Right tool if the project stays under ~500 lines. bot-bottle has already crossed that threshold (~1250 lines), and the orchestration is no longer "stitch CLIs together" — it has manifest validation, env-var resolution, network and sidecar lifecycle, and SSH provisioning. Bash scales badly for all four:

  • macOS bash 3.2 ceiling. No associative arrays, no wait -n, no ${var,,}, no namerefs. Anything written for Linux bash 5.x has to be back-ported by hand.
  • BSD vs GNU userland divergence. sed -i, date, readlink, mktemp flags all behave differently. Every script grows portability shims.
  • JSON via jq is workable but ugly. Nested writes and per-agent override merges become unreadable.
  • No real test story. Black-box integration tests only.
  • Silent failure modes. set -euo pipefail does not catch every case (e.g. null propagating through a pipeline into a docker run flag), and command substitutions can lose set -e. Subtle, hard to audit.

The original project was written in bash and rewritten to Python for exactly these reasons. Reverting would not be a portability win; it would be a portability loss.

Python

Right tool for where the project is now. The sunk cost is real and accurate: it's testable, the orchestration code reads cleanly, the manifest layer benefits from structured types, and uv plus PEP 723 inline metadata makes the historical "which python3 with which deps" complaint mostly historical.

Real costs that remain:

  • Startup latency — ~100-200ms cold is noticeable but not bad for an interactive tool that runs a single command and hands off to docker exec -it.
  • Distribution to non-developer audiences — has rough edges if the user doesn't have uv.
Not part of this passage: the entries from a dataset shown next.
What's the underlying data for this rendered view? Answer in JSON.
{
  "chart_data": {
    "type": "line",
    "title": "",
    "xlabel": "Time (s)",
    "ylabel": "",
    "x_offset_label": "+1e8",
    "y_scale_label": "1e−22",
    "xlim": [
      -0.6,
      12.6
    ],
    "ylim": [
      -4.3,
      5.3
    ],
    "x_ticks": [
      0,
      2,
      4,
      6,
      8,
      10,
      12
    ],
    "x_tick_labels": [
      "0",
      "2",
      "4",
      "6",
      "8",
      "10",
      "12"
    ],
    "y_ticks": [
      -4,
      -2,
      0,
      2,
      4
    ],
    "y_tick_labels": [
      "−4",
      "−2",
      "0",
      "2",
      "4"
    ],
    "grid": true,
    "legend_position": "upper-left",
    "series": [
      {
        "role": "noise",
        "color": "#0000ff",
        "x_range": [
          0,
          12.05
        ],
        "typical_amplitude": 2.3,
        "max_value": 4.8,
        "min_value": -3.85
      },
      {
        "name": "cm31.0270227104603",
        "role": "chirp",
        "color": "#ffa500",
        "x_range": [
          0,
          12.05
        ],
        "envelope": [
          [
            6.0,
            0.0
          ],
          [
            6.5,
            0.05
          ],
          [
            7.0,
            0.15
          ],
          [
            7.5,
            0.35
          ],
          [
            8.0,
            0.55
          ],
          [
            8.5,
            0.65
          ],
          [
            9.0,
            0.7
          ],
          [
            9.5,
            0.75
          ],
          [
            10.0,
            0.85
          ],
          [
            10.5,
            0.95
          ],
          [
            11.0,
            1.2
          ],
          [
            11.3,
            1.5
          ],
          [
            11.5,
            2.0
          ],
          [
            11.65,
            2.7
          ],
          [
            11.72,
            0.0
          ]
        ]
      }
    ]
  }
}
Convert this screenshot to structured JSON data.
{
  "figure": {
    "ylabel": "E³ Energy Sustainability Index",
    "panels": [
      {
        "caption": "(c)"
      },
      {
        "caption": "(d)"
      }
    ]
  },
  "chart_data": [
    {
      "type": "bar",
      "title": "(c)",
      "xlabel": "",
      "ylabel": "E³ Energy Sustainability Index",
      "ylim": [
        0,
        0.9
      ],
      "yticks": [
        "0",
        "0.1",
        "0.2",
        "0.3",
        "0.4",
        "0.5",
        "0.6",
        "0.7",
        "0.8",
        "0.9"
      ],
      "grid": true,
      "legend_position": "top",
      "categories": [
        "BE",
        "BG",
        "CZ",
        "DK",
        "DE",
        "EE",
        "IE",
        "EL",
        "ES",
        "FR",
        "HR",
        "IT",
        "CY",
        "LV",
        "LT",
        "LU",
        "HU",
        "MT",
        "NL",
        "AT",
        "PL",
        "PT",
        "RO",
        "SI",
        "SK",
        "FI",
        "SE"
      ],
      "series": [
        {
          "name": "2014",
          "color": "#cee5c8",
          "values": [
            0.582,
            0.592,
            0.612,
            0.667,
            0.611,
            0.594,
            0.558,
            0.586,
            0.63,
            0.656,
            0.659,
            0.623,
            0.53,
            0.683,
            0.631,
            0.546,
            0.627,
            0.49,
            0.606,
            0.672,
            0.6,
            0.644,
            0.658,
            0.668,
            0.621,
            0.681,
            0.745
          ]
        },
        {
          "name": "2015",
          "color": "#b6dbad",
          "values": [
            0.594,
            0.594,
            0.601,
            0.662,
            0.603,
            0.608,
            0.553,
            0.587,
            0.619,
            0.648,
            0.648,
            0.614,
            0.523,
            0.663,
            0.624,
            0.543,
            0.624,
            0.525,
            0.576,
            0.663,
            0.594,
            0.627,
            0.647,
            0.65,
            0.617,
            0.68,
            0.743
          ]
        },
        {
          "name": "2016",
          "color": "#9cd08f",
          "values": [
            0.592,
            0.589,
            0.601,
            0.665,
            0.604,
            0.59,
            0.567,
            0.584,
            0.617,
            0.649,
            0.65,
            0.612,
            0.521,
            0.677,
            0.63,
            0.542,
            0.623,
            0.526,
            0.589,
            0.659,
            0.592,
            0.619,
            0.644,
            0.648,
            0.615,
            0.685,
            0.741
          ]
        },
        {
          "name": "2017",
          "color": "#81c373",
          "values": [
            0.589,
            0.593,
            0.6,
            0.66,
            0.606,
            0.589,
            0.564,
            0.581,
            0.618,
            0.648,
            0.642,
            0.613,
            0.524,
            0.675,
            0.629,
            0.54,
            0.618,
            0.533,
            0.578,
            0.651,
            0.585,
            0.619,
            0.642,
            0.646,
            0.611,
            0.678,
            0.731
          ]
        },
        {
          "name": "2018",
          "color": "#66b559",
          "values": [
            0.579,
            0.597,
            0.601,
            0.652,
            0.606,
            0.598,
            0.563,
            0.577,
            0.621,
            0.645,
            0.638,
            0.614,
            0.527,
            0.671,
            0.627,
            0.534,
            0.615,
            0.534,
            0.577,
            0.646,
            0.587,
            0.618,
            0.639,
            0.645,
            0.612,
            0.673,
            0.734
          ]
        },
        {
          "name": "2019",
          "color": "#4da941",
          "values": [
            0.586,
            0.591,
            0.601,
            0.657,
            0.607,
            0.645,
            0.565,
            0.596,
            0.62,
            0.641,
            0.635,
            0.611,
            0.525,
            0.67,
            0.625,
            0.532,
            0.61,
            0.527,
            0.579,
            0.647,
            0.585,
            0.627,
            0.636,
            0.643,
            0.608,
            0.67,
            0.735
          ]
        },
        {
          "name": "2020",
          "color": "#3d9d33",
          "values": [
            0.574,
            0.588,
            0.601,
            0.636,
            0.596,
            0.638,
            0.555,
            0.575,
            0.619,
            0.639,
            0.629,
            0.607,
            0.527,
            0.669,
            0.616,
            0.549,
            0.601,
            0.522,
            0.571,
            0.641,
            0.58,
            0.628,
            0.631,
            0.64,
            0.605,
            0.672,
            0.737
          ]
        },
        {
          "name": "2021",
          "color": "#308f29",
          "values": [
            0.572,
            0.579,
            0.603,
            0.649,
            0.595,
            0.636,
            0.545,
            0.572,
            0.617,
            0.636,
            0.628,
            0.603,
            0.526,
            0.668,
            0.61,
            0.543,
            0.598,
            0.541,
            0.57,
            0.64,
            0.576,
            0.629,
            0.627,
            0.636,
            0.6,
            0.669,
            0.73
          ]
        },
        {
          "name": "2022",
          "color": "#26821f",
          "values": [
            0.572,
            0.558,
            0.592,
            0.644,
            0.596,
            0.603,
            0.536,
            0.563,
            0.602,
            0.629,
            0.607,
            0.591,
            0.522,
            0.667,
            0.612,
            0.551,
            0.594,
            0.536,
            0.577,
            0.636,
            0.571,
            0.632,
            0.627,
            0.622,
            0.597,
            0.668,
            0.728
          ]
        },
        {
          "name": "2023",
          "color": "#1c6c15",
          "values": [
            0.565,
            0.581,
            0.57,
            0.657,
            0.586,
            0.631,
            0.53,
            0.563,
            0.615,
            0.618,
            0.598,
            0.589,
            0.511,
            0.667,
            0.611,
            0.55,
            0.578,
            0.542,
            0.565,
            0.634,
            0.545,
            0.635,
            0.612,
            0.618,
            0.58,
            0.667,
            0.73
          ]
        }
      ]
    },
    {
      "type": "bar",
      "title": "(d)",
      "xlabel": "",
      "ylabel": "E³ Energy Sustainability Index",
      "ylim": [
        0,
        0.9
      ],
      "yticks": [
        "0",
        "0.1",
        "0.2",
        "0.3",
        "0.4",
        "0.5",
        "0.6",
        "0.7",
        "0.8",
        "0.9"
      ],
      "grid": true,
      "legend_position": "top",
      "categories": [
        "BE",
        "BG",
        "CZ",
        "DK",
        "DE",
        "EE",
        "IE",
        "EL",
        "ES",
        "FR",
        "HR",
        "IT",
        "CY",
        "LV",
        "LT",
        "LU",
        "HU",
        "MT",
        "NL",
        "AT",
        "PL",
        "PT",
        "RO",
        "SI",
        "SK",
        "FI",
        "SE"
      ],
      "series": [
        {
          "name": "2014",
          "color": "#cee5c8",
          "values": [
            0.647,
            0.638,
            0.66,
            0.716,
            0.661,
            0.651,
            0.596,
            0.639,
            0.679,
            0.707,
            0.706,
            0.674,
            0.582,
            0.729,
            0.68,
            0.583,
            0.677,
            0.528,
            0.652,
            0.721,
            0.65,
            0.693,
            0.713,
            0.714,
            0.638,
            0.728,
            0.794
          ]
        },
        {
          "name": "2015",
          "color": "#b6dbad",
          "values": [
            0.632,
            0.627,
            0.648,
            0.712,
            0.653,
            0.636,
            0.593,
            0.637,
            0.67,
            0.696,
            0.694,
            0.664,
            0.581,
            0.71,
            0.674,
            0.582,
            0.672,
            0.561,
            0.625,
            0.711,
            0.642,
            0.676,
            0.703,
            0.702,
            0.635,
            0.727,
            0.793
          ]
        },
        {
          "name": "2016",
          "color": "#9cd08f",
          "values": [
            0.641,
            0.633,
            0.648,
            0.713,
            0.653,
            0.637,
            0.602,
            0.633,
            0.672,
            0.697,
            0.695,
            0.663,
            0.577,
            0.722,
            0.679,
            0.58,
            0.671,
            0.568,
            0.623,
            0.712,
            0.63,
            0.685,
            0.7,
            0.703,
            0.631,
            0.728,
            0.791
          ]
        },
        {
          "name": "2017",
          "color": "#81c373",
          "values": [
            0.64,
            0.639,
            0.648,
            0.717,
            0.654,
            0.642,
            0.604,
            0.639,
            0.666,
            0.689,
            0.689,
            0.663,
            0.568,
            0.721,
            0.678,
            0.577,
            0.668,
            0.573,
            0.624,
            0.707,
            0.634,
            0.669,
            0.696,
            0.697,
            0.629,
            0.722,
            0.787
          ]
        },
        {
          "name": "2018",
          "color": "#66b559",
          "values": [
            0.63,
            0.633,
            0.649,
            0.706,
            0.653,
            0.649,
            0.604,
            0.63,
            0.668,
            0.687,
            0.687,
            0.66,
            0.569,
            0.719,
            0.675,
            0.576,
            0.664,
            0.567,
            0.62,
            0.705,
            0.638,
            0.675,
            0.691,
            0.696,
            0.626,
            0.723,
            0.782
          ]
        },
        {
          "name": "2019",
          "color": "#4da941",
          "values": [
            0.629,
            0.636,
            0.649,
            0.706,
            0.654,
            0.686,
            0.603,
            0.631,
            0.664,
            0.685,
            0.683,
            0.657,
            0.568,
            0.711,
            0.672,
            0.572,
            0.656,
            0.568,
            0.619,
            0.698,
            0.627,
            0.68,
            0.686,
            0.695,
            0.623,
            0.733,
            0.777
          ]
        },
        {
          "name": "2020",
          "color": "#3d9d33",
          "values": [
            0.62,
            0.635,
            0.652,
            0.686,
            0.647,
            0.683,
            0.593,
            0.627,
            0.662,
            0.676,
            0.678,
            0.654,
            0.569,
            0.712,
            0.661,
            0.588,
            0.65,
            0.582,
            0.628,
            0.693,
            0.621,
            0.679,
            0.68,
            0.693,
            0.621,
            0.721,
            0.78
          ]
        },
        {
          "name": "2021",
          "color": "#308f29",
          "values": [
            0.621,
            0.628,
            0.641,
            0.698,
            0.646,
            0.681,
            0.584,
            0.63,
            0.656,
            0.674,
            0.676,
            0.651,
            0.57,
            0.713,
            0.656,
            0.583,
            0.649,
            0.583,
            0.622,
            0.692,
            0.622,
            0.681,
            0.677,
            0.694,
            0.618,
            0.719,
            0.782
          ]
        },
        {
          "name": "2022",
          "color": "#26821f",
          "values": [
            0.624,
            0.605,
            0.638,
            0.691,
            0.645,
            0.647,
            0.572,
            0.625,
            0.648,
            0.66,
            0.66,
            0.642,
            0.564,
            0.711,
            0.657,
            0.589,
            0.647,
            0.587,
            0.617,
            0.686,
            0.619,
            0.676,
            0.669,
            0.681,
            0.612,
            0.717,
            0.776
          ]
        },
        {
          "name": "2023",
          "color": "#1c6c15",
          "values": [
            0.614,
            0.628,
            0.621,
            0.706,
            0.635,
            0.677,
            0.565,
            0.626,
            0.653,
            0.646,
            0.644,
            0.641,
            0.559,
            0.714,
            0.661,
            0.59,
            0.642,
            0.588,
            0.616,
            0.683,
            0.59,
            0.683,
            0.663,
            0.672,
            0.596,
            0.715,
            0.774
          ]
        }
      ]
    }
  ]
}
Acceptable for the current audience (developers who already have a Python).
  • Interpreter version drift — Ubuntu 22.04 ships 3.10, fresh distros ship 3.13. Behavior deltas between minor versions exist but are rare in the standard library surface this project uses.

Go

Right tool if and when distribution becomes the dominant pain. Single static binary works identically across macOS arm64, macOS amd64, Linux amd64, Linux arm64 — which neutralizes most of the cross-platform leg of the test matrix. Startup is fast enough that the tool feels native.

Costs:

  • Rewrite cost — roughly one focused week for ~1200 lines of mostly mechanical orchestration. Not interesting work.
  • Verbosityif err != nil { return err } is similar in volume to Python's subprocess.run(..., check=True) plumbing. No win on terseness.
  • Smaller AI-tooling ecosystem — most Claude Code-adjacent helpers and skills are Python or JS. Drive-by contributors are a smaller pool. Any future "import a third-party Python skill package" idea gets harder.
  • Iteration loop — no "edit the script, rerun" — you build, then run. Minor; not load-bearing for a single maintainer.

Recommendation

Stay on Python. The signal to watch for, before reconsidering, is bug reports about Python interpreter or venv behavior outnumbering bug reports about bot-bottle's actual logic. Until that pattern shows up, the Go rewrite isn't paying for itself.

Independent of language: invest in the backend abstraction now. A clean Backend interface (with run, exec, cp, build, network_*) makes the language choice reversible. A leaky abstraction makes it expensive in any direction.